Tom Cruise’s latest mission won’t be released until 2025.
Paramount Pictures has delayed the next Mission: Impossible” by almost a year, from its original date of 28 June 2024 to its new spot on 23 May 2025. Like other films of its size and scale, the eighth Mission film has been forced to halt production amid the ongoing SAG-AFTRA strike and won’t be finished in time for next summer’s release. It’s a fate that many big-budget tentpoles face if the actors’ union and the studios don’t resolve their contract negotiations in the coming weeks.

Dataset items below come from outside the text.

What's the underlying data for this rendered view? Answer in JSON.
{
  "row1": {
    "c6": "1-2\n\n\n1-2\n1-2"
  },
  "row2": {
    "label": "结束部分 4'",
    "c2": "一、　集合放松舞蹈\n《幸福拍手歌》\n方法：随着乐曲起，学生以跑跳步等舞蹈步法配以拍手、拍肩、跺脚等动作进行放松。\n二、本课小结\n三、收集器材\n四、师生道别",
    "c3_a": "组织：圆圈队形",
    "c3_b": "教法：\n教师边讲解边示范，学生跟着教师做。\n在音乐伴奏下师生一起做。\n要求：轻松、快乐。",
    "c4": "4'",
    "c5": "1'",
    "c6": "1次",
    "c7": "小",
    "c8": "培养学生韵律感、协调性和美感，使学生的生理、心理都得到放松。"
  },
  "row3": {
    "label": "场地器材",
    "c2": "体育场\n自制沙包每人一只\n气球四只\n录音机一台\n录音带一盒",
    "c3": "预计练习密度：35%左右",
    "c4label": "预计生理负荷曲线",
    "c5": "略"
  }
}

As part of the move, A Quiet Place: Day One,” a prequel to the 2018 post-apocalyptic hit, will land on 28 June 2024 instead of its previously scheduled date of 8 March 2024. Meanwhile, an untitled animated “SpongeBob SquarePants” adventure has been pushed back from 23 May 2025 to 19 December 2025.
It’s not all delays, delays, delays. John Krasinski’s “IF”, a fantasy comedy starring Ryan Reynolds, Krasinski, Alan Kim and Phoebe Waller-Bridge, has been moved up from 24 May 2024 to 17 May 2024. With its current placement, the family film has space from a slew of Memorial Day offerings such as the Mad Max prequel Furiosa, Garfield and Kingdom of the Planet of the Apes. Of course, the calendar will be fluid as long as major productions remain shut down.

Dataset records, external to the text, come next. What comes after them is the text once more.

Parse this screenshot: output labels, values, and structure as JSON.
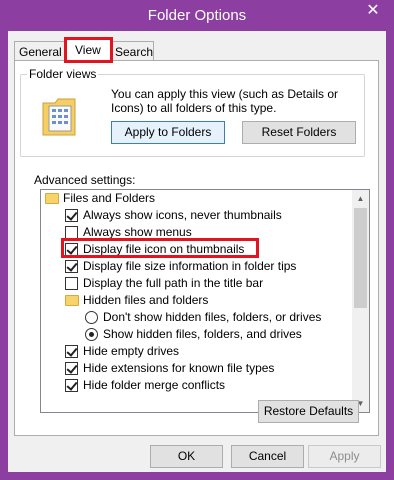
{
  "window": {
    "title": "Folder Options",
    "close_glyph": "✕"
  },
  "tabs": [
    {
      "label": "General"
    },
    {
      "label": "View"
    },
    {
      "label": "Search"
    }
  ],
  "folder_views": {
    "title": "Folder views",
    "description": "You can apply this view (such as Details or Icons) to all folders of this type.",
    "apply_label": "Apply to Folders",
    "reset_label": "Reset Folders"
  },
  "advanced": {
    "label": "Advanced settings:",
    "items": [
      {
        "label": "Files and Folders",
        "kind": "folder"
      },
      {
        "label": "Always show icons, never thumbnails",
        "kind": "checkbox",
        "checked": true
      },
      {
        "label": "Always show menus",
        "kind": "checkbox",
        "checked": false
      },
      {
        "label": "Display file icon on thumbnails",
        "kind": "checkbox",
        "checked": true
      },
      {
        "label": "Display file size information in folder tips",
        "kind": "checkbox",
        "checked": true
      },
      {
        "label": "Display the full path in the title bar",
        "kind": "checkbox",
        "checked": false
      },
      {
        "label": "Hidden files and folders",
        "kind": "folder"
      },
      {
        "label": "Don't show hidden files, folders, or drives",
        "kind": "radio",
        "checked": false
      },
      {
        "label": "Show hidden files, folders, and drives",
        "kind": "radio",
        "checked": true
      },
      {
        "label": "Hide empty drives",
        "kind": "checkbox",
        "checked": true
      },
      {
        "label": "Hide extensions for known file types",
        "kind": "checkbox",
        "checked": true
      },
      {
        "label": "Hide folder merge conflicts",
        "kind": "checkbox",
        "checked": true
      }
    ],
    "restore_label": "Restore Defaults"
  },
  "footer": {
    "ok_label": "OK",
    "cancel_label": "Cancel",
    "apply_label": "Apply"
  },
  "colors": {
    "titlebar": "#8c3fa0",
    "highlight": "#e3141f"
  }
}
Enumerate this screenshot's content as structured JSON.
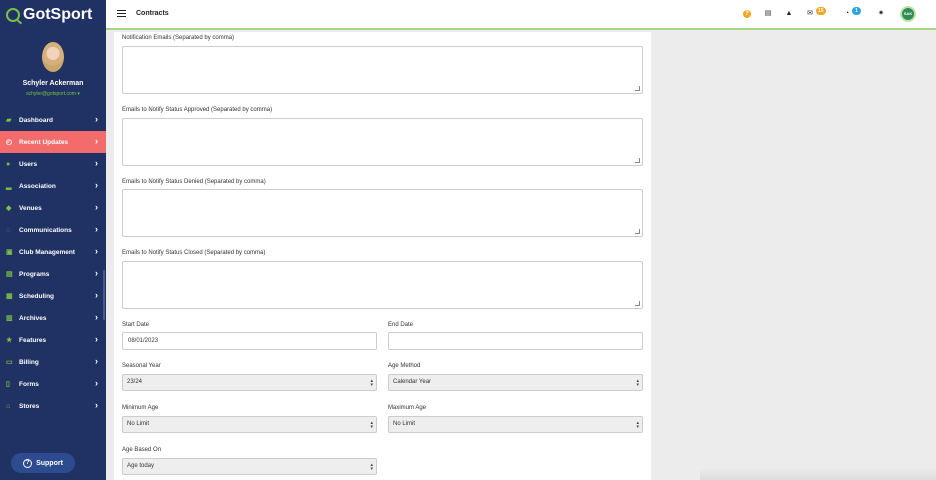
{
  "brand": {
    "logo_text": "GotSport"
  },
  "profile": {
    "name": "Schyler Ackerman",
    "email": "schyler@gotsport.com ▾"
  },
  "sidebar": {
    "items": [
      {
        "label": "Dashboard",
        "icon": "dashboard-icon"
      },
      {
        "label": "Recent Updates",
        "icon": "recent-updates-icon",
        "active": true
      },
      {
        "label": "Users",
        "icon": "users-icon"
      },
      {
        "label": "Association",
        "icon": "association-icon"
      },
      {
        "label": "Venues",
        "icon": "venues-icon"
      },
      {
        "label": "Communications",
        "icon": "communications-icon"
      },
      {
        "label": "Club Management",
        "icon": "club-management-icon"
      },
      {
        "label": "Programs",
        "icon": "programs-icon"
      },
      {
        "label": "Scheduling",
        "icon": "scheduling-icon"
      },
      {
        "label": "Archives",
        "icon": "archives-icon"
      },
      {
        "label": "Features",
        "icon": "features-icon"
      },
      {
        "label": "Billing",
        "icon": "billing-icon"
      },
      {
        "label": "Forms",
        "icon": "forms-icon"
      },
      {
        "label": "Stores",
        "icon": "stores-icon"
      }
    ],
    "support_label": "Support"
  },
  "header": {
    "title": "Contracts",
    "mail_badge": "15",
    "chat_badge": "1",
    "user_initials": "SAK"
  },
  "form": {
    "notification_emails_label": "Notification Emails (Separated by comma)",
    "approved_label": "Emails to Notify Status Approved (Separated by comma)",
    "denied_label": "Emails to Notify Status Denied (Separated by comma)",
    "closed_label": "Emails to Notify Status Closed (Separated by comma)",
    "start_date_label": "Start Date",
    "start_date_value": "08/01/2023",
    "end_date_label": "End Date",
    "end_date_value": "",
    "seasonal_year_label": "Seasonal Year",
    "seasonal_year_value": "23/24",
    "age_method_label": "Age Method",
    "age_method_value": "Calendar Year",
    "min_age_label": "Minimum Age",
    "min_age_value": "No Limit",
    "max_age_label": "Maximum Age",
    "max_age_value": "No Limit",
    "age_based_on_label": "Age Based On",
    "age_based_on_value": "Age today"
  },
  "colors": {
    "sidebar": "#1f3263",
    "accent": "#7ac143",
    "active": "#f36b6b"
  }
}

“Mission: Impossible” will return to the big screen under a new name. Paramount and Skydance are dropping the second half of the title, formerly “Dead Reckoning Part Two”, although the sequel will directly follow the events of 2023’s “Dead Reckoning Part One”.

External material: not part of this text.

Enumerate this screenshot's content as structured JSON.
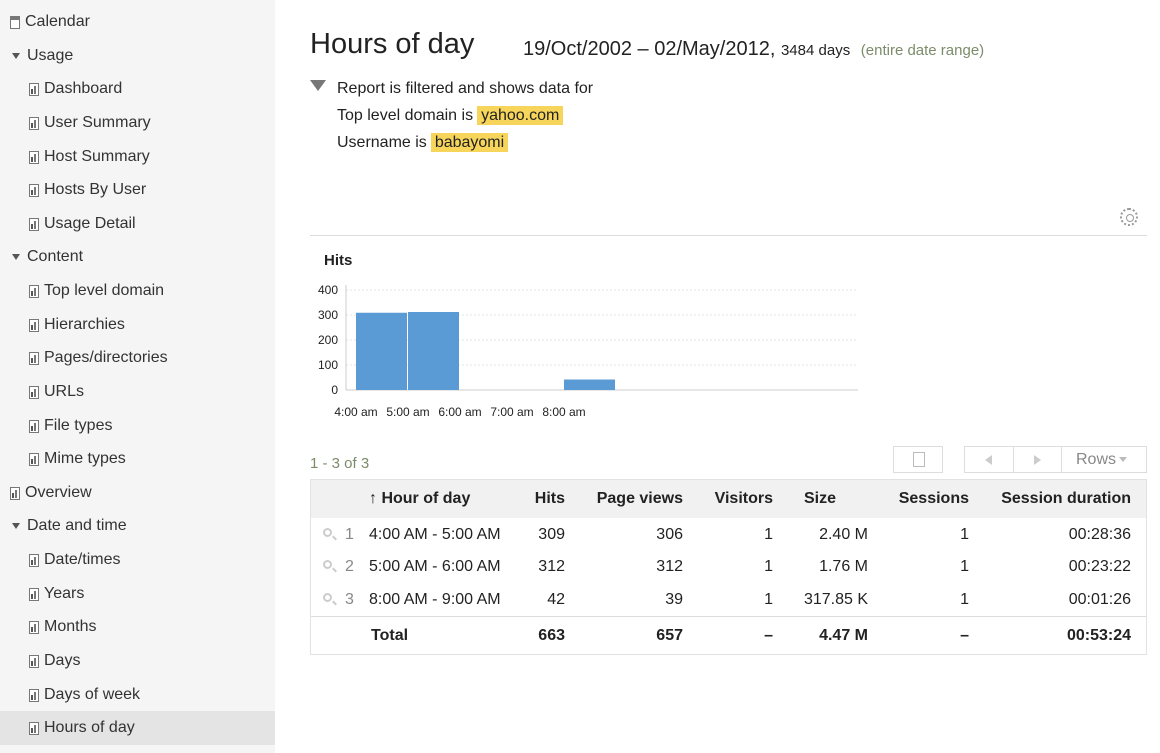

Christopher McQuarrie directed the seventh Mission, which was released just before the global phenomenon of Barbenheimer. Despite positive reviews and goodwill from Cruise’s last blockbuster sensation “Top Gun: Maverick”, the tentpole fell short of box office expectations with $567 million worldwide. “Part One” barely played on Imax screens as Christopher Nolan’s “Oppenheimer” dominated the premium format through the end of the summer. That won’t be the case with the next “Mission”, which will have a three-week exclusive Imax run.